Es gibt eine Lehre im Islam, dass die Toten nicht hören und nicht mit den Lebenden interagieren können. Dies wird durch viele Verse oder Verse aus dem Koran behauptet. Hier sind einige Beispiele für Verse, die die Unhörbarkeit der Toten bestätigen:

  1. »Und die Toten hören sie nicht." (Sure An-Naml, 27:80) - Dieser Vers erklärt deutlich, dass die Toten die Bekehrung der Lebenden nicht hören und nicht beantworten können.
  2. "Ibrahim, Ismaels Vater, betete zu meinem Herrn für die Stadt Mekka. O Herr, mache sie zu einer friedlichen Stadt und versorge ihre Bewohner mit allem, was sie brauchen, und gib Mekka Nahrung und denen, die daraus Geld geben»" (Sura Ibrahim, 14:35) - In diesem Vers betet Ibrahim zu Gott für die Stadt Mekka und ihre Bewohner, was seinen Glauben und sein Gebet für die Lebenden bestätigt, aber er betet nicht für die Toten.

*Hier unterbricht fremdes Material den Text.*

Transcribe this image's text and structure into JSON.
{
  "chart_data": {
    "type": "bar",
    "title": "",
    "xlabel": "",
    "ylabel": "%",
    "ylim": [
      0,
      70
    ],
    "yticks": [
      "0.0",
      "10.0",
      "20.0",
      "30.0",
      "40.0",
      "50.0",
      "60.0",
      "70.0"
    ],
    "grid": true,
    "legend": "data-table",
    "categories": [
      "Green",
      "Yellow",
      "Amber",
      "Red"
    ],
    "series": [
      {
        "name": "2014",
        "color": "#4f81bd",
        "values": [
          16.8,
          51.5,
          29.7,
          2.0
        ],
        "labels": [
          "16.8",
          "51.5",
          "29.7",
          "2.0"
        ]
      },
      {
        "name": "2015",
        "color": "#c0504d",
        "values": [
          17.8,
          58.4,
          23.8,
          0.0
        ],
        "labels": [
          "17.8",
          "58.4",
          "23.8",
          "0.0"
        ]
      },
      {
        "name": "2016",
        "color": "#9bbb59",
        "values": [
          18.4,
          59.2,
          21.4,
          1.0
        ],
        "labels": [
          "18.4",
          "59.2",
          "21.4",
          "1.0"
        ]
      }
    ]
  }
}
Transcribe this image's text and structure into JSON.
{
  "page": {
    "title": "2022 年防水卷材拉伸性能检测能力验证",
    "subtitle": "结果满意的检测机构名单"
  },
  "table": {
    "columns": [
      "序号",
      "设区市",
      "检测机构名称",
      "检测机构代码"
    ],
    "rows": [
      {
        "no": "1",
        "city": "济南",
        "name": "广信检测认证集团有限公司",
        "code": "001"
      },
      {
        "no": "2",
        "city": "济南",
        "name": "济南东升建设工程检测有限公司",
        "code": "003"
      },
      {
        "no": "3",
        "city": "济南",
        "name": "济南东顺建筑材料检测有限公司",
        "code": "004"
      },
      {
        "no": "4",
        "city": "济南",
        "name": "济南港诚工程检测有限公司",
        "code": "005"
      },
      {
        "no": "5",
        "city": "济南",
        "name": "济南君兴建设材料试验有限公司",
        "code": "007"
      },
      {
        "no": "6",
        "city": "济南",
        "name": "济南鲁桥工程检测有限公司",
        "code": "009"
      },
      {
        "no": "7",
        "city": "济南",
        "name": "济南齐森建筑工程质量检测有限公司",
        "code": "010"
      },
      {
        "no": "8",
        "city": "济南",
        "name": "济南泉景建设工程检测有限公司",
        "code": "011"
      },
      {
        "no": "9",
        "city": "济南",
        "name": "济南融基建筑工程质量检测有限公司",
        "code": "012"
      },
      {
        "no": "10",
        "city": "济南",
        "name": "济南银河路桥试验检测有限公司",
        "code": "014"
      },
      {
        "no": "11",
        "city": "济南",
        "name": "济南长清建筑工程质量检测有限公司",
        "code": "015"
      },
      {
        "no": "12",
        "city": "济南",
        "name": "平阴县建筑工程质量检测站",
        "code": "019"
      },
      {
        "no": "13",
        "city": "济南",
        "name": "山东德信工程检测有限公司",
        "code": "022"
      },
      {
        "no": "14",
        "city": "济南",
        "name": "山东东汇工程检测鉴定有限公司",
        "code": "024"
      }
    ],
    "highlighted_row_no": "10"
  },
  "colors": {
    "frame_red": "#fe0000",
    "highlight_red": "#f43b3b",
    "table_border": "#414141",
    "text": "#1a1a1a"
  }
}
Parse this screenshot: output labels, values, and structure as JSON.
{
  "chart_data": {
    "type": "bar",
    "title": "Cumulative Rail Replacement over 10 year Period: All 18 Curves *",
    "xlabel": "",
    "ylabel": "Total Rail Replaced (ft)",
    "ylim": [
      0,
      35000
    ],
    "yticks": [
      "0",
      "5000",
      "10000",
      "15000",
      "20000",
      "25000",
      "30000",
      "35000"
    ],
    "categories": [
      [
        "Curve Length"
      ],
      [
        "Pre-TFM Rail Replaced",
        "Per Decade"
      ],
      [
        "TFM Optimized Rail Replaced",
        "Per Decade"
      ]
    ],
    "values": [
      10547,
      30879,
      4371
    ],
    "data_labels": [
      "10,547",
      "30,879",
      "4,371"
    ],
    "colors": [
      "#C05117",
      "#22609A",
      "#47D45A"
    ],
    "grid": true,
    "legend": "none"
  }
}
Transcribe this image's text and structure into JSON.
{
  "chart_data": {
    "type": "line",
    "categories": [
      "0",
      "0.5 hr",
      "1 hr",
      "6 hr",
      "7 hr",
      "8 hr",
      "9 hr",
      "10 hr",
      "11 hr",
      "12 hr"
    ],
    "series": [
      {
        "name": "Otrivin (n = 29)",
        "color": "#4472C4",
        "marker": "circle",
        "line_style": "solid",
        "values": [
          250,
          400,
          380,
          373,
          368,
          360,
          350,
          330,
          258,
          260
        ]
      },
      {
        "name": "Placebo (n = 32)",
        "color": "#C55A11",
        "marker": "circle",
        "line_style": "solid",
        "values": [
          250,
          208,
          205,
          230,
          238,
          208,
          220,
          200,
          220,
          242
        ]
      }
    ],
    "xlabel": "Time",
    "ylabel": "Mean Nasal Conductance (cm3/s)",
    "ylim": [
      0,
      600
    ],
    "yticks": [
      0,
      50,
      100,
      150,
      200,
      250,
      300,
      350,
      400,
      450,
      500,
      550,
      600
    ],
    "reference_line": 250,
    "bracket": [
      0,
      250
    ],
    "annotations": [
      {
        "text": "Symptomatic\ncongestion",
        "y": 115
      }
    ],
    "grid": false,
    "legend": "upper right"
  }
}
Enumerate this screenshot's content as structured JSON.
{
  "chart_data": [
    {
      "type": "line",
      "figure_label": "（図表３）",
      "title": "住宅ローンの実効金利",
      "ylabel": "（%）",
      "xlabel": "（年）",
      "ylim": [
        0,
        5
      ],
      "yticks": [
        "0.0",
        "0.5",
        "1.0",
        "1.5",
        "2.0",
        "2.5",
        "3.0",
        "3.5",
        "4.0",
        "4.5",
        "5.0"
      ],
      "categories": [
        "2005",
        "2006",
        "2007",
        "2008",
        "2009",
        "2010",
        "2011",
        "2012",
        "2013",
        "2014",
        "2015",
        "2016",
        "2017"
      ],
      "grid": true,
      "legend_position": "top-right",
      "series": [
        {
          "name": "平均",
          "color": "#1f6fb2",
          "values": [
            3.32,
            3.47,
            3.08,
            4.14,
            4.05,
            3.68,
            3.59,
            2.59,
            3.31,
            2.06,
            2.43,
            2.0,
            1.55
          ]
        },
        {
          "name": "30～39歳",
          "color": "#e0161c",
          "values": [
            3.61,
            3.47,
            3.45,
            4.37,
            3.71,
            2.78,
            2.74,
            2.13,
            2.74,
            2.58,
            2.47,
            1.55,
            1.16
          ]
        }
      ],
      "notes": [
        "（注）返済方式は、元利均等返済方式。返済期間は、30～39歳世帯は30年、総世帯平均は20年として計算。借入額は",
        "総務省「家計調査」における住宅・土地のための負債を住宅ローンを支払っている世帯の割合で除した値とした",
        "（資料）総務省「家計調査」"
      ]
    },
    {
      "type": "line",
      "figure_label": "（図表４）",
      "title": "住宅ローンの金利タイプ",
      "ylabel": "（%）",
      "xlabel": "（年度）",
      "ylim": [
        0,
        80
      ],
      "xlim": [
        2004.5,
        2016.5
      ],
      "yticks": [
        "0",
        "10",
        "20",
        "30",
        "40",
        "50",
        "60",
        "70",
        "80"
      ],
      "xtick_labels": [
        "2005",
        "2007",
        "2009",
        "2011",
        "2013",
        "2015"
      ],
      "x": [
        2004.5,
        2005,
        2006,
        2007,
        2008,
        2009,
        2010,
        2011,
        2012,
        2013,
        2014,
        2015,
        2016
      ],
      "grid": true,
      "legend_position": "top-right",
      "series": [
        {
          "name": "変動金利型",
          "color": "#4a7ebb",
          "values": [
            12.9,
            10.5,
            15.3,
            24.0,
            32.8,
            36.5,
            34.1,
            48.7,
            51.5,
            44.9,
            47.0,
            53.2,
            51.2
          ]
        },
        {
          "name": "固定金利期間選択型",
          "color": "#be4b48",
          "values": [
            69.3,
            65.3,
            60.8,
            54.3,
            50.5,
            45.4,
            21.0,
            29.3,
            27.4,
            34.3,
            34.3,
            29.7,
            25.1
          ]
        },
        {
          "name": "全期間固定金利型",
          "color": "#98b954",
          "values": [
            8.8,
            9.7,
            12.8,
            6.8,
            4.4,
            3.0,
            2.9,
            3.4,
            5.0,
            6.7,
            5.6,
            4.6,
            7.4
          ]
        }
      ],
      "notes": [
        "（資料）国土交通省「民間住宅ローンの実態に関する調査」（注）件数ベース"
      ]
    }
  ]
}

  3. «Ein Toter, der Selbstmord begangen hat, ist nicht heilig oder jedenfalls kein Vorbild», der sein Leben mit Selbstmord beendet hat. (Sura An-Nisa, 4:29) - Dieser Vers besagt, dass ein Toter, der Selbstmord begangen hat, kein Heiliger oder Vorbild für andere ist. Dies bestätigt, dass die Toten nicht hören und nicht mit den Lebenden interagieren können.

Der Islam glaubt, dass die Toten in ihrer letzten Zuflucht sind, und deshalb können sie die Bekehrung der Lebenden nicht hören oder beantworten. Diese Verse des Quran bestätigen diesen Glauben und helfen den Muslimen zu verstehen, was die Toten nicht hören können.